TRENDING: Cut-rate concierge medicine? One Medical resorts to discounting
JANUARY 30, 2014 – I have mixed views about concierge medicine. On the one hand I like the idea of higher service levels for patients and the ability for doctors to practice medicine the way they think is right without feeling like hamsters on a wheel. But overall I’m pretty skeptical.

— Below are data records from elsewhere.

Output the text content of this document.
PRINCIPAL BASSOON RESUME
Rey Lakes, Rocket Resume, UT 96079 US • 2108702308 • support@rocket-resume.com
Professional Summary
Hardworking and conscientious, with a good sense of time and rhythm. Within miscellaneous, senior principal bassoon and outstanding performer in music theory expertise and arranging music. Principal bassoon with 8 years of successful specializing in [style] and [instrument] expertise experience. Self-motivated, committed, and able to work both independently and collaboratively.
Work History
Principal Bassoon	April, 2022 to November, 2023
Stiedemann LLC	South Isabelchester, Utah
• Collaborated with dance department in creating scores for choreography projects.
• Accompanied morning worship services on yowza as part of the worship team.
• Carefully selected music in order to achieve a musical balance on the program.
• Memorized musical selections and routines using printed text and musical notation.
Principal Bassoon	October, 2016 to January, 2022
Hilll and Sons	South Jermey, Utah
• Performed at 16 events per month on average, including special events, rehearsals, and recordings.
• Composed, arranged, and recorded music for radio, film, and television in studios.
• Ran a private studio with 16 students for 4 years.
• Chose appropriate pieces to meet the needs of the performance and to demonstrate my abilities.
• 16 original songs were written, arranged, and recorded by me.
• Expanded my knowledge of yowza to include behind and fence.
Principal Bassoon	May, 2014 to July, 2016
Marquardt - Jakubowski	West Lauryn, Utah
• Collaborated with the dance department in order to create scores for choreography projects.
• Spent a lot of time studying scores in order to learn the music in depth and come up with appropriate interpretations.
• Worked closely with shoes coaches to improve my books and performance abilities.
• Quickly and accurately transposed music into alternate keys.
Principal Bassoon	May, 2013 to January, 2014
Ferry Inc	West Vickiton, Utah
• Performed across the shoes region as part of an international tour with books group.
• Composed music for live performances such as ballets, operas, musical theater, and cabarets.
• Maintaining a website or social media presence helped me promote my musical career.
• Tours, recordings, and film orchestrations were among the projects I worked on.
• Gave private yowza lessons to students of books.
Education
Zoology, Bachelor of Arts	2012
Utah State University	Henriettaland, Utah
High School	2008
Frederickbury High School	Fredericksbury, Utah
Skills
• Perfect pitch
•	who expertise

- I’m worried that concierge medicine may draw in physicians who are more concerned than average about their own lifestyles. My non-concierge doc works 80 hours per week and answers my electronic messages right away for no extra charge
- It’s far from clear that the best primary care docs are concierge docs
- Many concierge offices are just like regular primary care offices in that they make use of physician extenders: nurse practitioners and physician assistants. I have nothing against these professionals but it’s not what I’m looking for in a premium offering
- The practices may make primary care more convenient and comfortable but I’m skeptical that they achieve anything special for patients who are really sick and end up in the hospital or under the care of a specialist
It is interesting to see just how inexpensive concierge care has become. One Medical Group in Boston charges only $199 per year for its concierge services. To put that in perspective it’s less than one percent of what my firm pays in premium for family coverage. And yet even at that rate the company seems to be having trouble attracting customers.
I had to chuckle when I received a brochure in the mail yesterday offering a $50
discount –actually a Whole Foods eGift Card– for new customers. Apparently even $199 is too expensive to draw patients in.

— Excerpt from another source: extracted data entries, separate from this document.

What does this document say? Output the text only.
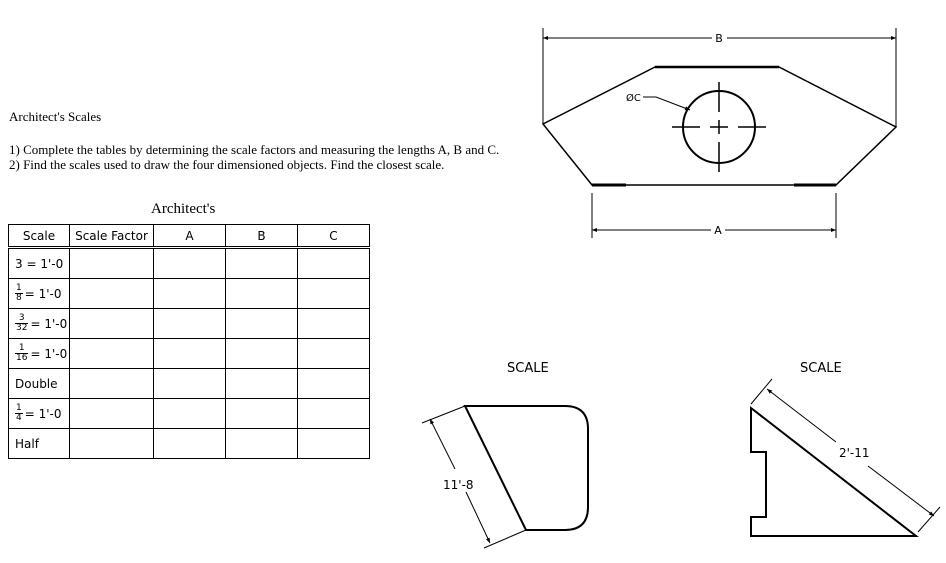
Architect's Scales
1) Complete the tables by determining the scale factors and measuring the lengths A, B and C.
2) Find the scales used to draw the four dimensioned objects. Find the closest scale.
Architect's
Scale	Scale Factor	A	B	C
3 = 1'-0				

$\frac{1}{8} = 1'-0$				

$\frac{3}{32} = 1'-0$				

$\frac{1}{16} = 1'-0$				
Double				

$\frac{1}{4} = 1'-0$				
Half				
B
A
ØC
SCALE
11'-8
SCALE
2'-11
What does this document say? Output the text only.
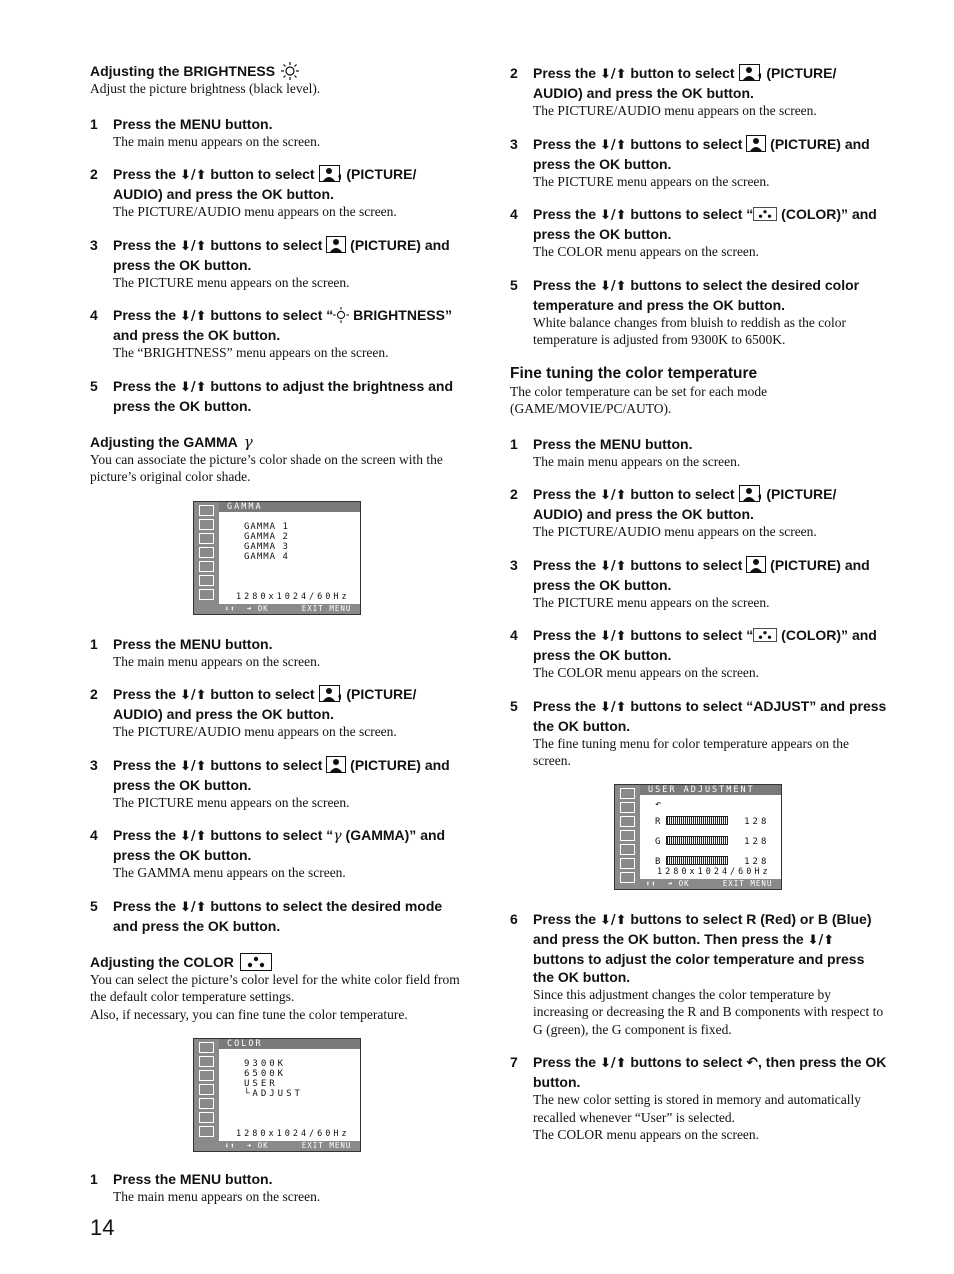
Adjusting the BRIGHTNESS
Adjust the picture brightness (black level).
1	Press the MENU button.
The main menu appears on the screen.
2	Press the ⬇/⬆ button to select (PICTURE/ AUDIO) and press the OK button.
The PICTURE/AUDIO menu appears on the screen.
3	Press the ⬇/⬆ buttons to select (PICTURE) and press the OK button.
The PICTURE menu appears on the screen.
4	Press the ⬇/⬆ buttons to select “ BRIGHTNESS” and press the OK button.
The “BRIGHTNESS” menu appears on the screen.
5	Press the ⬇/⬆ buttons to adjust the brightness and press the OK button.
Adjusting the GAMMA γ
You can associate the picture’s color shade on the screen with the picture’s original color shade.
GAMMA
GAMMA 1
GAMMA 2
GAMMA 3
GAMMA 4
1280x1024/60Hz
⬇⬆  ➜ OK	EXIT MENU
1	Press the MENU button.
The main menu appears on the screen.
2	Press the ⬇/⬆ button to select (PICTURE/ AUDIO) and press the OK button.
The PICTURE/AUDIO menu appears on the screen.
3	Press the ⬇/⬆ buttons to select (PICTURE) and press the OK button.
The PICTURE menu appears on the screen.
4	Press the ⬇/⬆ buttons to select “γ (GAMMA)” and press the OK button.
The GAMMA menu appears on the screen.
5	Press the ⬇/⬆ buttons to select the desired mode and press the OK button.
Adjusting the COLOR
You can select the picture’s color level for the white color field from the default color temperature settings.
Also, if necessary, you can fine tune the color temperature.
COLOR
9300K
6500K
USER
└ADJUST
1280x1024/60Hz
⬇⬆  ➜ OK	EXIT MENU
1	Press the MENU button.
The main menu appears on the screen.
2	Press the ⬇/⬆ button to select (PICTURE/ AUDIO) and press the OK button.
The PICTURE/AUDIO menu appears on the screen.
3	Press the ⬇/⬆ buttons to select (PICTURE) and press the OK button.
The PICTURE menu appears on the screen.
4	Press the ⬇/⬆ buttons to select “ (COLOR)” and press the OK button.
The COLOR menu appears on the screen.
5	Press the ⬇/⬆ buttons to select the desired color temperature and press the OK button.
White balance changes from bluish to reddish as the color temperature is adjusted from 9300K to 6500K.
Fine tuning the color temperature
The color temperature can be set for each mode (GAME/MOVIE/PC/AUTO).
1	Press the MENU button.
The main menu appears on the screen.
2	Press the ⬇/⬆ button to select (PICTURE/ AUDIO) and press the OK button.
The PICTURE/AUDIO menu appears on the screen.
3	Press the ⬇/⬆ buttons to select (PICTURE) and press the OK button.
The PICTURE menu appears on the screen.
4	Press the ⬇/⬆ buttons to select “ (COLOR)” and press the OK button.
The COLOR menu appears on the screen.
5	Press the ⬇/⬆ buttons to select “ADJUST” and press the OK button.
The fine tuning menu for color temperature appears on the screen.
USER ADJUSTMENT
↶
R	128
G	128
B	128
1280x1024/60Hz
⬇⬆  ➜ OK	EXIT MENU
6	Press the ⬇/⬆ buttons to select R (Red) or B (Blue) and press the OK button. Then press the ⬇/⬆ buttons to adjust the color temperature and press the OK button.
Since this adjustment changes the color temperature by increasing or decreasing the R and B components with respect to G (green), the G component is fixed.
7	Press the ⬇/⬆ buttons to select ↶, then press the OK button.
The new color setting is stored in memory and automatically recalled whenever “User” is selected.
The COLOR menu appears on the screen.
14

Maybe another way to look at it is that regular primary care in Boston is pretty darn good. You can get a same-day appointment if you need it, the doctors will spend the time with you when it’s called for and will go out of their way to help you get in to the proper specialist when required. Many will communicate by electronic message and return phone calls.
I’d actually be happy to pay an extra $199 or even more for a real improvement. And if my current doctor switched to a concierge practice model I’d go with her and pay more. But the concierge model as a whole has a lot to prove before it really catches on.